Hakikatten kaçış
Hakikatten kaçış
Kıvanç Apaydın
-İnsanın duyarlılık ve farkındalık seviyesi biraz geliştikten sonra etrafta olan bitenler onu çok incitmeye rahatsız etmeye başlar. Elinden bir şeylerin gelmemesi, değişim yaratamaması onu daha da kahreden bir noktaya getirdiğini söyleyebiliriz, birkaç sonuçtan bahsetmek istiyorum, daha sonra köklerinden de kısmen ele alacağız.

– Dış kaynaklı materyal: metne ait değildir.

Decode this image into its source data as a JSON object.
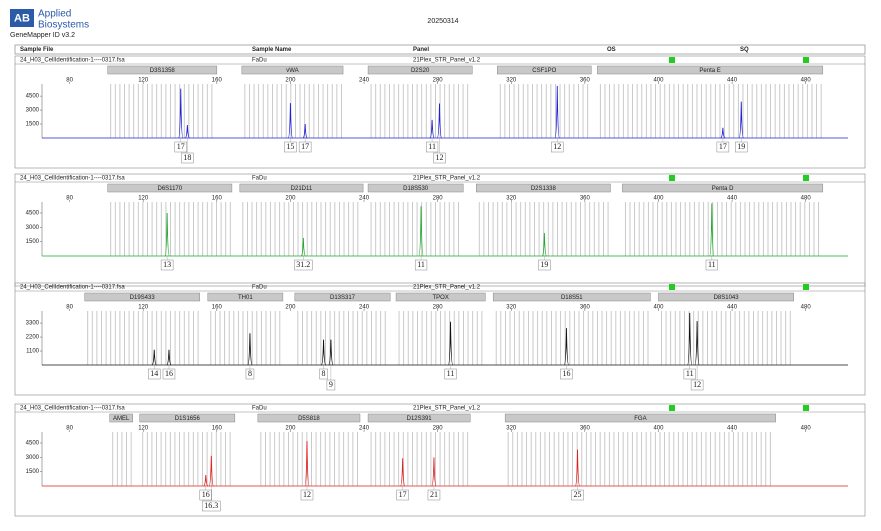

Her yıl düzenli olarak bir ritüele dönüşen İsrail ve Filistin çatışmaları artık rahatsız edici boyutlara ulaştı, bu dünyada herkese yetecek kadar toprak var ve bu dünyada çok kısa süreliğine varız, bunu unutup yaşamı bunca yaşanmaz hale getirmek geçici bir hırstan başka bir şey değildir.
Türkiye medyası ve insanının iki yüzlü yaklaşımı sadece kendini kandırmaktan öteye geçmeyecektir, bu toplumda yaşamayan ve bu ülkeyi tanımayanlar vah vah ne kadarda dünyadaki haksız hukuksuzluğa duyarlı bir ülke sanacak, oysa ana akım medyada sadece toplumuna anestezi uygulayan resmi ideoloji ötesine geçmemektedir.
Öncelikle aynayı kendinize tutun, kendi toplumuma ve farklı etnik toplumların yaşam seviyesini hangi evreye taşıdım!?
Hitlerin propaganda politikalarında şöyle bir detay vardı; “Herhangi bir şeyi sürekli söylerseniz, toplum bir süre sonra onun doğru olduğuna inanır.”
Türkiye de hakikatten bir kaçış var, bu politika hayatın tüm evrelerinde canlılığını devam ettiriyor, yaşamayı becerememesin de ki asıl sebep tamda budur, bizim doğruları öğrenmemize ve yaşamamıza engel olan birilerinin kurduğu sistem içerisinde yaşamaya çalışıyoruz, buna yaşamak denirse tabi.
Bu çarktan ağır yaralı olarak çıkabiliriz ancak ve daha sonra kendimiz yaralarımızı iyileştirmenin çabasına girdikten sonra insan olmanın ilk adımlarını atabiliriz.